KKey Concepts to Remember
Read the scenario before looking for a memorised answer.
Find the constraint that changes the correct option.
Eliminate answers that are true in general but not in this case.
TExam Day Tips
→Watch for words such as best, first, most likely and least administrative effort.
→Review why wrong options are wrong, not only why the correct option is correct.
Key takeaway
Answer the scenario, not the keyword: identify the specific constraint before choosing the most familiar-sounding option.
Real-world example
How this comes up in practice
An e-commerce site experiences heavy traffic on Black Friday and near-zero traffic during off-peak weeks. Rather than provisioning permanent large VMs, the team uses auto-scaling groups that add capacity automatically under load and reduce it overnight. Questions like this test whether you understand elasticity, availability zones, and cloud compute scaling patterns.
Related glossary terms
Concepts from this question explained
These glossary pages explain the core terms tested in this AZ-305 question in full detail.

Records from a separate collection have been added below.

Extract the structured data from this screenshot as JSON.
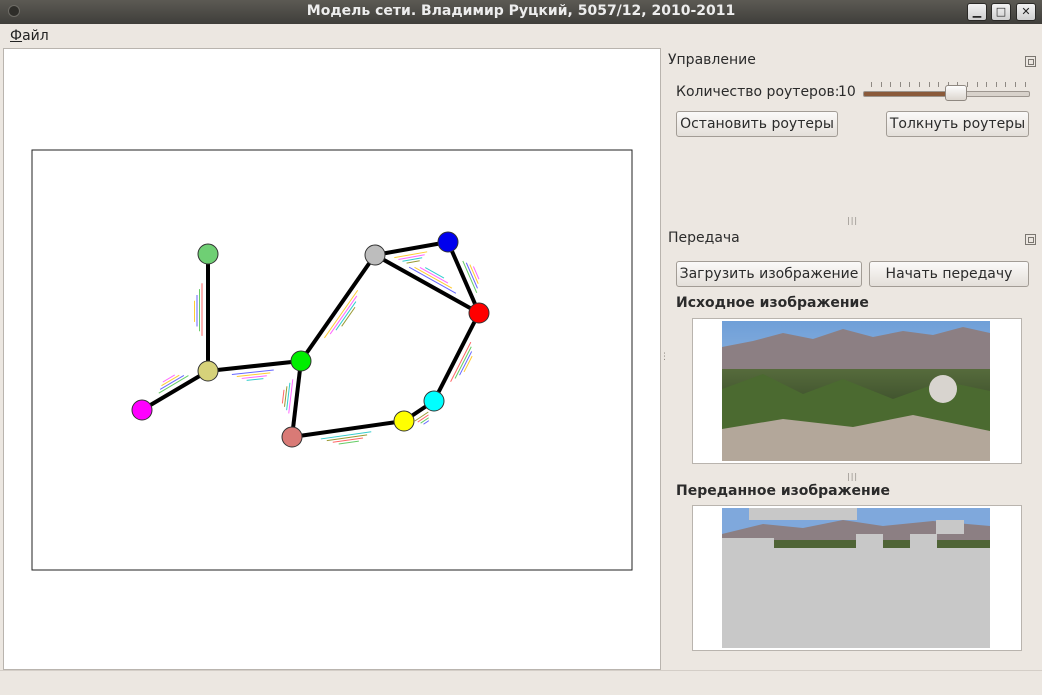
{
  "window": {
    "title": "Модель сети. Владимир Руцкий, 5057/12, 2010-2011",
    "controls": [
      "minimize-icon",
      "maximize-icon",
      "close-icon"
    ]
  },
  "menu": {
    "file_label": "Файл",
    "file_mnemonic": "Ф",
    "file_rest": "айл"
  },
  "control_dock": {
    "title": "Управление",
    "router_count_label": "Количество роутеров:",
    "router_count_value": "10",
    "slider_fraction": 0.56,
    "stop_button": "Остановить роутеры",
    "push_button": "Толкнуть роутеры"
  },
  "transfer_dock": {
    "title": "Передача",
    "load_button": "Загрузить изображение",
    "start_button": "Начать передачу",
    "source_label": "Исходное изображение",
    "received_label": "Переданное изображение"
  },
  "network": {
    "routers": [
      {
        "id": "green-light",
        "color": "#6fcf74"
      },
      {
        "id": "khaki",
        "color": "#d6d27a"
      },
      {
        "id": "magenta",
        "color": "#ff00ff"
      },
      {
        "id": "green",
        "color": "#00ee00"
      },
      {
        "id": "rose",
        "color": "#d97a76"
      },
      {
        "id": "gray",
        "color": "#bdbdbd"
      },
      {
        "id": "blue",
        "color": "#0000ee"
      },
      {
        "id": "red",
        "color": "#ff0000"
      },
      {
        "id": "cyan",
        "color": "#00ffff"
      },
      {
        "id": "yellow",
        "color": "#ffff00"
      }
    ],
    "links": [
      [
        "green-light",
        "khaki"
      ],
      [
        "khaki",
        "magenta"
      ],
      [
        "khaki",
        "green"
      ],
      [
        "green",
        "gray"
      ],
      [
        "green",
        "rose"
      ],
      [
        "rose",
        "yellow"
      ],
      [
        "yellow",
        "cyan"
      ],
      [
        "cyan",
        "red"
      ],
      [
        "red",
        "blue"
      ],
      [
        "red",
        "gray"
      ],
      [
        "gray",
        "blue"
      ]
    ]
  },
  "colors": {
    "titlebar": "#3f3e3a",
    "window_bg": "#ece7e1",
    "placeholder_gray": "#c8c8c8"
  }
}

Design data storage solutions — This question tests Design data storage solutions — Read the scenario before looking for a memorised answer..
What is the correct answer to this question?
The correct answer is: The rule is being blocked by a higher priority deny rule. — The exhibit shows a valid inbound NSG rule allowing TCP traffic from VirtualNetwork to the private endpoint IP. However, if a higher-priority deny rule exists (e.g., denying all traffic from VirtualNetwork or a specific source), it will override this allow rule. Since the developer cannot connect from a VM in the same VNet, the most likely cause is a conflicting deny rule with a lower priority number (higher priority) blocking the traffic.
What should I do if I get this AZ-305 question wrong?
Identify which exam domain this question belongs to, review the core concept, then practise similar questions from the same domain.
Are there clue words in this question I should notice?
Yes — watch for: "most likely". Probability qualifier — the question wants the most probable cause or outcome, not a guaranteed one. Eliminate low-probability options.
What is the key concept behind this question?
Read the scenario before looking for a memorised answer.